Magnum Pictures, Klasky Csupo, Trancas International, Galaxy Releasing, 97 Minutes

Review:

“No, of course you don’t forget. How could you? You never looked into his face, did you? You never saw his eyes. You never saw that- that nothing, no expression, blank. My memory goes back twelve years to the night I offered… I’m gonna show you- show you something. Look. [lifts up his burned hand] Look at this, look at that. I prayed that he would burn in Hell, but in my heart I knew that Hell would not have him.” – Dr. Loomis

After the success of Halloween 4, the fifth installment was quickly pushed out. It follows the events of the fourth film but picks up a year later.

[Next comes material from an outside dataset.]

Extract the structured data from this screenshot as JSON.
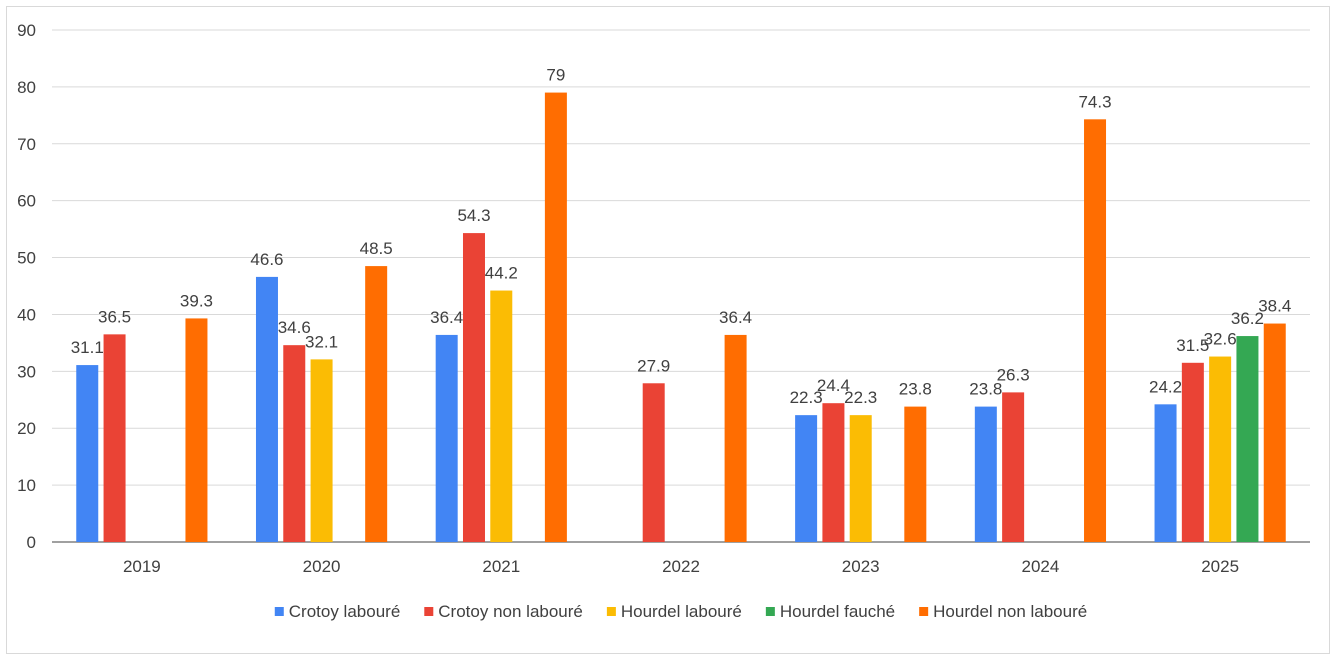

While not quite as good as 4Halloween 5 still captures the same tone and utilizes the strengths of the returning cast members.

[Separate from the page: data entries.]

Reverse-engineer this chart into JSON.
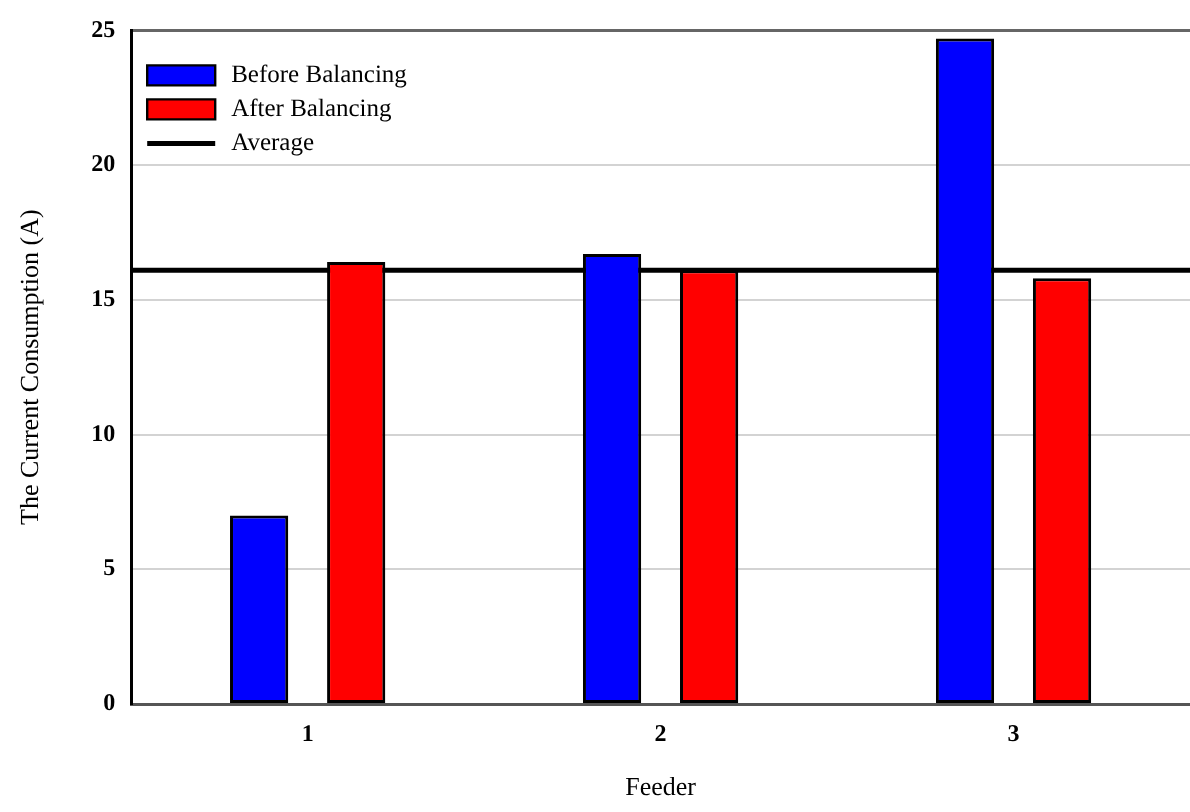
{
  "chart_data": {
    "type": "bar",
    "xlabel": "Feeder",
    "ylabel": "The Current Consumption (A)",
    "categories": [
      "1",
      "2",
      "3"
    ],
    "series": [
      {
        "name": "Before Balancing",
        "color": "#0000ff",
        "values": [
          7.0,
          16.7,
          24.7
        ]
      },
      {
        "name": "After Balancing",
        "color": "#ff0000",
        "values": [
          16.4,
          16.1,
          15.8
        ]
      }
    ],
    "ylim": [
      0,
      25
    ],
    "yticks": [
      0,
      5,
      10,
      15,
      20,
      25
    ],
    "grid": "y",
    "legend": "top left",
    "ref_lines": [
      {
        "axis": "y",
        "value": 16.1,
        "label": "Average",
        "color": "#000000"
      }
    ]
  }
}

I always really liked the opening sequence of this one. It shows how Michael Myers survives the ending of the fourth film, after being blasted to bits and falling down a mine shaft. This film even puts an extra cherry on top by having the town mob throw some dynamite down the well, which wasn’t seen in the finale of the fourth film.

This is also the first film to show Michael maybe express some empathy when he is about to murder his young niece and she asks to see his face and a tear is revealed. It can possibly be assumed that he isn’t really in control of himself, which is something that will be answered in the next film. However, this also sort of cheapens the long held idea that Michael is nothing other than evil personified.

Danielle Harris really ups the ante in this one and cemented herself as a scream queen and not just some one-off screamy kid in a sole slasher film. Donald Pleasence also returns and is at his best. He even gets some good shots in on Michael, after he’s been beaten, battered and slashed by the monster.

Also, this film is the first to show Michael’s tattoo, which would be significant to the plot of the sixth film. It also introduces a mysterious character, at the end, that assists in Michael’s escape from the police station. This also sets up the sixth film. Really, this is the first film that felt like it was actually planning to move forward, even if the sixth installment didn’t come for another six years.

If you like Halloween 4, there really isn’t a reason to dislike Halloween 5. It’s more of the same and might not be as good but it makes up for its small drop in quality with some new and interesting plot developments.

Rating: 6/10
Pairs well with: the other Halloween films.